An alternating current is represented by the equation $$i = 100\sqrt{2} \sin(100\pi t)$$ ampere. The RMS value of current and the frequency of the given alternating current are

The instantaneous current of a sinusoidal a.c. source is generally written as$$i = I_0 \sin(\omega t)$$where

• $$I_0$$ is the peak (maximum) current.
• $$\omega$$ is the angular frequency related to the ordinary frequency $$f$$ by$$\omega = 2\pi f$$.

Comparing the given expression$$i = 100\sqrt{2}\,\sin(100\pi t)$$with$$i = I_0 \sin(\omega t)$$we identify

$$I_0 = 100\sqrt{2}\quad\text{and}\quad\omega = 100\pi\ \text{rad s}^{-1}$$.
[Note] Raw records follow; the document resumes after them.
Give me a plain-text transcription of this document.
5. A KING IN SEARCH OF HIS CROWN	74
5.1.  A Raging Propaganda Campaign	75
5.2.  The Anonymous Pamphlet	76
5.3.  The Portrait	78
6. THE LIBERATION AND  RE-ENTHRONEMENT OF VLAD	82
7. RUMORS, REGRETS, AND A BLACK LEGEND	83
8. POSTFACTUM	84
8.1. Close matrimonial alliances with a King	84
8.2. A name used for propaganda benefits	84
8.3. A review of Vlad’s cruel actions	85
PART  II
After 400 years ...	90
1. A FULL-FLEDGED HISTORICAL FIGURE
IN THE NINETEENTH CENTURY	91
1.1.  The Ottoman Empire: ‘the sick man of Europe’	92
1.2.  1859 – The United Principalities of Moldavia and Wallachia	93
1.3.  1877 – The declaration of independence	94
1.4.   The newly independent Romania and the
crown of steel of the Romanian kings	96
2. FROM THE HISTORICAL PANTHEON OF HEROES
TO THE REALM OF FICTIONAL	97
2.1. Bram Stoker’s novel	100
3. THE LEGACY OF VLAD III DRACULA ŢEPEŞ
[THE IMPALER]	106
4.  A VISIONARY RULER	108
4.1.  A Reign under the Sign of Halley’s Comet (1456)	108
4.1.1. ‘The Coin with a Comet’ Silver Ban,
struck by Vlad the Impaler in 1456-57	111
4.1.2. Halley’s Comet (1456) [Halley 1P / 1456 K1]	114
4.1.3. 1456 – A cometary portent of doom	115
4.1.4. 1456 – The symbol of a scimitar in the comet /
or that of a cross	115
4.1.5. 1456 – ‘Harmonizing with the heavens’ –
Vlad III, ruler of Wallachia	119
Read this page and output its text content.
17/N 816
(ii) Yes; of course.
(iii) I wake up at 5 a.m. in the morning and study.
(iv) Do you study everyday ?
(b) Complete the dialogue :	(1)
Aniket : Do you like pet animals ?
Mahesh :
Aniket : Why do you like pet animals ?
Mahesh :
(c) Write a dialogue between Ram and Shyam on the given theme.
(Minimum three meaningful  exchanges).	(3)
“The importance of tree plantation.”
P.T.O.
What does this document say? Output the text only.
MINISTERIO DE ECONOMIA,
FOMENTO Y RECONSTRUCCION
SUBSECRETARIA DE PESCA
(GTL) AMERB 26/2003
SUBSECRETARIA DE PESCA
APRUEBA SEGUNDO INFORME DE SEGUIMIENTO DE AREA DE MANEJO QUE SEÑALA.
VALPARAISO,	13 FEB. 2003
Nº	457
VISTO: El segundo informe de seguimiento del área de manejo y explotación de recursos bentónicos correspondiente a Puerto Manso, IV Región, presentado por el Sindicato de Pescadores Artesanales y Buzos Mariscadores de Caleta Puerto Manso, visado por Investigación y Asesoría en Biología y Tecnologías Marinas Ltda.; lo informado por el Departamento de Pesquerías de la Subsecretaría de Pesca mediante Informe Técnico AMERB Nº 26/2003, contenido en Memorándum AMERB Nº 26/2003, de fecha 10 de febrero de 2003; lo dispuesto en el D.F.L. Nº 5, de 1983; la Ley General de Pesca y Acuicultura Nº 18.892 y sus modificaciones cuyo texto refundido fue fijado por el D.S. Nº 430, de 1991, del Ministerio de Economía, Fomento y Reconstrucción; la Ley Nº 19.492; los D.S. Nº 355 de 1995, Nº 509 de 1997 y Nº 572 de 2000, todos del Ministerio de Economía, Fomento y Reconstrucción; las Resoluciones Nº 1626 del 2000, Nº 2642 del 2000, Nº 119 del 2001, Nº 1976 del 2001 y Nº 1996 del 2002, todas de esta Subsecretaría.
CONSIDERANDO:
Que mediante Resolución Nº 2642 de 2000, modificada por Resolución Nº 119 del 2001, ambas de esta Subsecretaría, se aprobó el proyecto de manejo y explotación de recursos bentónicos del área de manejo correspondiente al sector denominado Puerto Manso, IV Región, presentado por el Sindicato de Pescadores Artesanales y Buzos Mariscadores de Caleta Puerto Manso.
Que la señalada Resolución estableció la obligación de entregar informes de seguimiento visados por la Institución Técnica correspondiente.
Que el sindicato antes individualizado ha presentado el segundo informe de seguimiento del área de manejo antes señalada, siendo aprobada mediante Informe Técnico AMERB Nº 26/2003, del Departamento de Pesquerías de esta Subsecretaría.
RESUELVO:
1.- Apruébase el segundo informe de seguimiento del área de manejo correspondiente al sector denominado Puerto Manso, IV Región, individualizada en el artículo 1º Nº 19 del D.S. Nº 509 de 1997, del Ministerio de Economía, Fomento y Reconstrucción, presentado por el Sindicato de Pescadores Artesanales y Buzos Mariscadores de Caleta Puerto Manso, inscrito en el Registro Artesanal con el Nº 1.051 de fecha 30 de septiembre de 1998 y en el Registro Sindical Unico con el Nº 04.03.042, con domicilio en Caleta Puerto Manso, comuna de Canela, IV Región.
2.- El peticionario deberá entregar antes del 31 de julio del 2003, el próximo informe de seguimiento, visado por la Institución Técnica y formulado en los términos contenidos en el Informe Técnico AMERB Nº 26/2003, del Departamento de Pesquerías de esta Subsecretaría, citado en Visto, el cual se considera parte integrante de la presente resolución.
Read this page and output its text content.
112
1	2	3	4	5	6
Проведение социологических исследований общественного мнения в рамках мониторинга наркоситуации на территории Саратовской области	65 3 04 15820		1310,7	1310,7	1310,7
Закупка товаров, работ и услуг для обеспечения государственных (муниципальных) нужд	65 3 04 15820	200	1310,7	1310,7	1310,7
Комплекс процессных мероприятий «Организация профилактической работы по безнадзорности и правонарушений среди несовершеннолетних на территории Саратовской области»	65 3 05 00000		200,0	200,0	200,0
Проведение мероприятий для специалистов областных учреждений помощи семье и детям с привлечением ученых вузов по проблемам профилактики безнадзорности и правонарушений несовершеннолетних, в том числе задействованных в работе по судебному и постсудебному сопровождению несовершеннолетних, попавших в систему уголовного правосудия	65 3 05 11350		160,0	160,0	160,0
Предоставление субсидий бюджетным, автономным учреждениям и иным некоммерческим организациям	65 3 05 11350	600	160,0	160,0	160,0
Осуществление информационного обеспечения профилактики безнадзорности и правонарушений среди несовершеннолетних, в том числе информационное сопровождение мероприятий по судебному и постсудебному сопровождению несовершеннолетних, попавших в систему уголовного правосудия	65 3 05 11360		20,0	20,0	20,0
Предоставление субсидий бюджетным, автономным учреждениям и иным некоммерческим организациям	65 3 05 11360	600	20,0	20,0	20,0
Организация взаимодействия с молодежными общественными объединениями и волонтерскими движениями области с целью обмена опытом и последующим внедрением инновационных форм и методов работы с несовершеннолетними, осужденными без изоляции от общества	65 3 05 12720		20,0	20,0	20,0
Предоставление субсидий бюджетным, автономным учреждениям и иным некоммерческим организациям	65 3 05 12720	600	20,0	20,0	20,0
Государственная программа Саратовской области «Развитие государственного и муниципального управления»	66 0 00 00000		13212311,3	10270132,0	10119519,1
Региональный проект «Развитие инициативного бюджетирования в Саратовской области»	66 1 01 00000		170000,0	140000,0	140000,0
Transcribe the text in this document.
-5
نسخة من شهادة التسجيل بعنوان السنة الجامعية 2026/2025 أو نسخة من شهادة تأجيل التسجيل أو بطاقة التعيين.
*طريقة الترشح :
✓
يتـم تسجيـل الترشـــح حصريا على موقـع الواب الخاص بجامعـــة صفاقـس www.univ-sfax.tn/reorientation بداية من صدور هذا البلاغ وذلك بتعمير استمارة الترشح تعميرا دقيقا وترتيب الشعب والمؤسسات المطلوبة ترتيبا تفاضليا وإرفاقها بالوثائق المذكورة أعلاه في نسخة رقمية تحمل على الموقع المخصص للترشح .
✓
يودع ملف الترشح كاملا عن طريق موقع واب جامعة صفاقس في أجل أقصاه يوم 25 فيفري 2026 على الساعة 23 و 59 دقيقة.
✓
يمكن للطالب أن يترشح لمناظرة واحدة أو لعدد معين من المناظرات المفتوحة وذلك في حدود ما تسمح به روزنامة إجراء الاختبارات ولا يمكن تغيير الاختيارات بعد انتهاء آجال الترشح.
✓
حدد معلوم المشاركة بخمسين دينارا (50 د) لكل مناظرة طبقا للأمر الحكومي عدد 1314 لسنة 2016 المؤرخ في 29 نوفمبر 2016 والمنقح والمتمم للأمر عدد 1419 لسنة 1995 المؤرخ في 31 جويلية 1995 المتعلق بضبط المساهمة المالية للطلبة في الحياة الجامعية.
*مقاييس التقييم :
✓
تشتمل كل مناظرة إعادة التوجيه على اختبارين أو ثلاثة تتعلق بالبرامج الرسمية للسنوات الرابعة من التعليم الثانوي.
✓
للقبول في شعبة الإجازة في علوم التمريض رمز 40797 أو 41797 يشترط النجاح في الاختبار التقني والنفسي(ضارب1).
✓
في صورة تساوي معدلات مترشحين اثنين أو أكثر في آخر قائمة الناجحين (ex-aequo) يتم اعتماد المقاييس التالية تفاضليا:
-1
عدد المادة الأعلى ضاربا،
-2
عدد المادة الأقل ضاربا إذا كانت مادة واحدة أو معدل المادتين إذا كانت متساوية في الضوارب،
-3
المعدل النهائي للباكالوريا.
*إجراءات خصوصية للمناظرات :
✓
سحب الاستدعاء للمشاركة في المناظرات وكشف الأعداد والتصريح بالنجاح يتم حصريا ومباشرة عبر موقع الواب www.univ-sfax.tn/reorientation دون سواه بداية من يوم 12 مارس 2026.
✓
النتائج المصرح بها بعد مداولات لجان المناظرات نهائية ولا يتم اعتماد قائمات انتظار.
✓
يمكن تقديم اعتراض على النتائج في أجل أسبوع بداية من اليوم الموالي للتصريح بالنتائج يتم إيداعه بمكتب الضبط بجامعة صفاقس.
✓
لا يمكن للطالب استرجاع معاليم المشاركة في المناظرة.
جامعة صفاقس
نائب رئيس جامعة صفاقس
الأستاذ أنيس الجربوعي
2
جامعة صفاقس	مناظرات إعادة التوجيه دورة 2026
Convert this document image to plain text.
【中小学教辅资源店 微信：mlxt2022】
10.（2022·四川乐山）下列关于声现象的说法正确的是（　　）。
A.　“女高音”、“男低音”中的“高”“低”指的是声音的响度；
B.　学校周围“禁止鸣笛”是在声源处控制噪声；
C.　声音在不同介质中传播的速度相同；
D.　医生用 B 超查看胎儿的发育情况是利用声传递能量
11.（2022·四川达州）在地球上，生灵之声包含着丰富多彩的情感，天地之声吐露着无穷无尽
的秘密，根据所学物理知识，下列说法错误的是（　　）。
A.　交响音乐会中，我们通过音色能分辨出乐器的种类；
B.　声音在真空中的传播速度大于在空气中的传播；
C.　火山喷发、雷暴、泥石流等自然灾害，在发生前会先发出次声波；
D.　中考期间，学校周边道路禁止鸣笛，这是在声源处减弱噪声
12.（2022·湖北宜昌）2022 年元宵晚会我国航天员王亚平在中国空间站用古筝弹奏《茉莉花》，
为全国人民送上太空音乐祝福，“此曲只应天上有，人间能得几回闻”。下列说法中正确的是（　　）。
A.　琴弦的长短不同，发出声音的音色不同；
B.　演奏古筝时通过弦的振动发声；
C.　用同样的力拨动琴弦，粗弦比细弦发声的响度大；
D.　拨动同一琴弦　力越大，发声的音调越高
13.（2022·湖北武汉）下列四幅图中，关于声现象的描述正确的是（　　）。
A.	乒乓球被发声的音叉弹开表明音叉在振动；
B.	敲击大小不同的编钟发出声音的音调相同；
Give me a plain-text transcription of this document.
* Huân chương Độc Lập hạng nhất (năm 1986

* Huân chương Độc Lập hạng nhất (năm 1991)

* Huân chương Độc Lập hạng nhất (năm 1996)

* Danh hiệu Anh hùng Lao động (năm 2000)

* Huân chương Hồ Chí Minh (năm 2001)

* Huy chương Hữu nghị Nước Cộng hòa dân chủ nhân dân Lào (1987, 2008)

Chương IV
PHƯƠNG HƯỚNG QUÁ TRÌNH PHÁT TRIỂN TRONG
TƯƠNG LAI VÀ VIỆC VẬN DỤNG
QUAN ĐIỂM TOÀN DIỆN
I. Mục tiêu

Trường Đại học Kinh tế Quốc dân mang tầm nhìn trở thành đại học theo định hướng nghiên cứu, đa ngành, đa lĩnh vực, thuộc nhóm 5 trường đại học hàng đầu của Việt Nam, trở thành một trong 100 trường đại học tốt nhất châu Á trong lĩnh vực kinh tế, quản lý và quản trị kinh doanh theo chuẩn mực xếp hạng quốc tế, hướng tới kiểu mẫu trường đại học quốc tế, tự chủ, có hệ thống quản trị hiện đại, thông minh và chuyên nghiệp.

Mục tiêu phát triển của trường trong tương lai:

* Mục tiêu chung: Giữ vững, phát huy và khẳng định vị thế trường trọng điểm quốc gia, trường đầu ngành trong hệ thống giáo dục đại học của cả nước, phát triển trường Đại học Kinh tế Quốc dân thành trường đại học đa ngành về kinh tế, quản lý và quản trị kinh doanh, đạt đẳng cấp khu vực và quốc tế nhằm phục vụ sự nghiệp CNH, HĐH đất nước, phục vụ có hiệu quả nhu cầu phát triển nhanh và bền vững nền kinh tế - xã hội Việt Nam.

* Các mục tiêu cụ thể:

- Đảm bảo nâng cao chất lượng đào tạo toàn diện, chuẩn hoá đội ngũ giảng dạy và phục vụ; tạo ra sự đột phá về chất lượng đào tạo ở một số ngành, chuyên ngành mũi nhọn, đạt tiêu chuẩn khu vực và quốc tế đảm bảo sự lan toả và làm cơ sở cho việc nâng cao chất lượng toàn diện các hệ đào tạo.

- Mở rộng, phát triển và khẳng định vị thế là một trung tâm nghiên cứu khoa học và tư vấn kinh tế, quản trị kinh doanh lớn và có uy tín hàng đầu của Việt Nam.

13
Step 1: RMS (root-mean-square) value
For a pure sine wave, the RMS current is related to the peak current by$$I_{\text{rms}} = \frac{I_0}{\sqrt{2}}$$Applying this formula:

$$I_{\text{rms}} = \frac{100\sqrt{2}}{\sqrt{2}} = 100\ \text{A}$$.

Step 2: Frequency
Using the relation$$f = \frac{\omega}{2\pi}$$substitute $$\omega = 100\pi$$:

$$f = \frac{100\pi}{2\pi} = 50\ \text{Hz}$$.

Result
RMS current $$= 100\ \text{A}$$ and frequency $$= 50\ \text{Hz}$$.

These match Option C.